Israel bombed Gaza’s sole power plant during a round of fighting in 2006 and imposed the blockade with Egypt the following year after the Hamas militant group seized power in the strip from rival Palestinian forces. The result: a daily blackout of at least eight hours, punctuated with longer outages that can last for days during winter storms or conflicts.
This has turned batteries into an integral part of day-to-day life for the territory’s 2 million residents.
The Gaza City municipality has a hazardous waste unit that is meant to safely dispose of old batteries. But Ahmed Abu Abdu, head of the unit, says very few batteries reach him. Instead, a small private industry has sprouted up.
Every day, collectors in cars or donkey-drawn carts roam around Gaza, calling over loudspeakers for people wishing to sell old batteries. Depending on their size, old batteries can fetch up to $2 apiece.

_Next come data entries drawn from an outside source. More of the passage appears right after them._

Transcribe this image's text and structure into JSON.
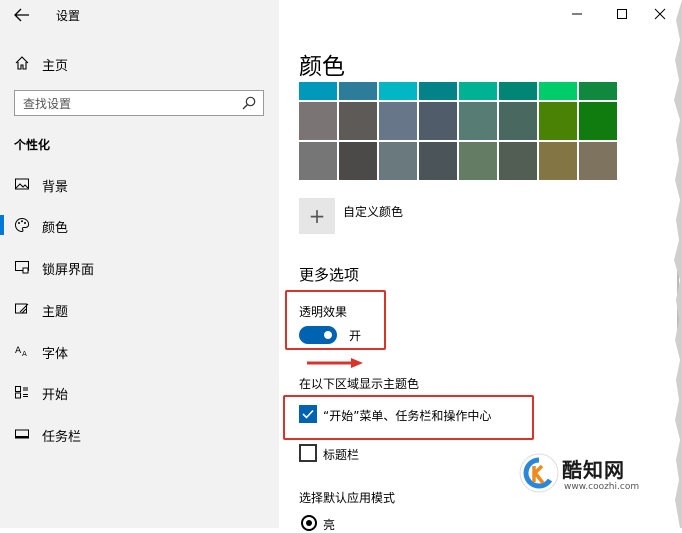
{
  "window": {
    "title": "设置",
    "controls": [
      "minimize-icon",
      "maximize-icon",
      "close-icon"
    ]
  },
  "nav": {
    "home": "主页",
    "search_placeholder": "查找设置",
    "section": "个性化",
    "items": [
      {
        "label": "背景",
        "icon": "picture-icon",
        "active": false
      },
      {
        "label": "颜色",
        "icon": "palette-icon",
        "active": true
      },
      {
        "label": "锁屏界面",
        "icon": "lock-screen-icon",
        "active": false
      },
      {
        "label": "主题",
        "icon": "theme-icon",
        "active": false
      },
      {
        "label": "字体",
        "icon": "font-icon",
        "active": false
      },
      {
        "label": "开始",
        "icon": "start-icon",
        "active": false
      },
      {
        "label": "任务栏",
        "icon": "taskbar-icon",
        "active": false
      }
    ]
  },
  "main": {
    "heading": "颜色",
    "swatch_rows": [
      [
        "#0099bc",
        "#2d7d9a",
        "#00b7c3",
        "#038387",
        "#00b294",
        "#018574",
        "#00cc6a",
        "#10893e"
      ],
      [
        "#7a7574",
        "#5d5a58",
        "#68768a",
        "#515c6b",
        "#567c73",
        "#486860",
        "#498205",
        "#107c10"
      ],
      [
        "#767676",
        "#4c4a48",
        "#69797e",
        "#4a5459",
        "#647c64",
        "#525e54",
        "#847545",
        "#7e735f"
      ]
    ],
    "custom_color_label": "自定义颜色",
    "more_options": "更多选项",
    "transparency_label": "透明效果",
    "transparency_state": "开",
    "show_accent_label": "在以下区域显示主题色",
    "checkbox_start": "“开始”菜单、任务栏和操作中心",
    "checkbox_start_checked": true,
    "checkbox_titlebar": "标题栏",
    "checkbox_titlebar_checked": false,
    "app_mode_label": "选择默认应用模式",
    "app_mode_option": "亮"
  },
  "watermark": {
    "name": "酷知网",
    "url": "www.coozhi.com"
  },
  "colors": {
    "accent": "#0078d7",
    "highlight_box": "#d9342b"
  }
}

Khaled Ayyad is one of dozens of merchants who buy the old batteries. For eight years, he has collected and stored them at a warehouse in northern Gaza.
Ayyad has one goal in mind: to export the batteries and make a decent profit.

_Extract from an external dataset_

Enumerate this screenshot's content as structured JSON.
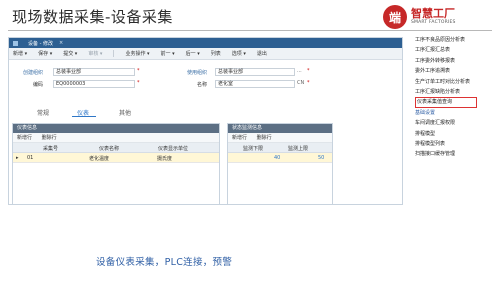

“As the Israeli side allows them (batteries) into Gaza, it has to let them go out,” he said. “We can sell them to factories in Israel, European countries and all over the world.”
But exporting batteries is still banned, and Ayyad is facing a new dilemma: He has about 500 tons of batteries accumulated in the warehouse.
He can’t resell, export or dump them, and he has been paying storage fees. So, he has a message to Hamas: “We call on the officials in Gaza to speak to the Egyptian side to let us export them there.”
There is a precedent. Hamas and Egypt have boosted trade cooperation in recent years through a crossing in the border town of Rafah. The crossing is used mainly to deliver goods like construction materials, fuel and tobacco products into Gaza. But it has also been used to ship scrap metal out to Egypt.
While Ayyad’s warehouse has a concrete floor, most other storage locations are outdoors, risking spills of hazardous materials straight into the soil.
There have been no studies conducted on the threat to the environment, but research carried out in 2013 by a Gaza neurologist and an environmental science expert warned that children of people dealing with discarded batteries have “different degrees” of poisoning from exposure to lead.
Trying to reduce the danger, Hamas authorities have banned the import of secondhand batteries since 2017.
The Gaza-based al-Mezan Center for Human Rights, which in 2018 issued a report warning of the threat of batteries, said the danger is “far-reaching.”
“There is a problem,” said Hussein Hammad of the rights group. “Here, the batteries have started to affect human rights: the right to health, the right to clean environment and the right to life.”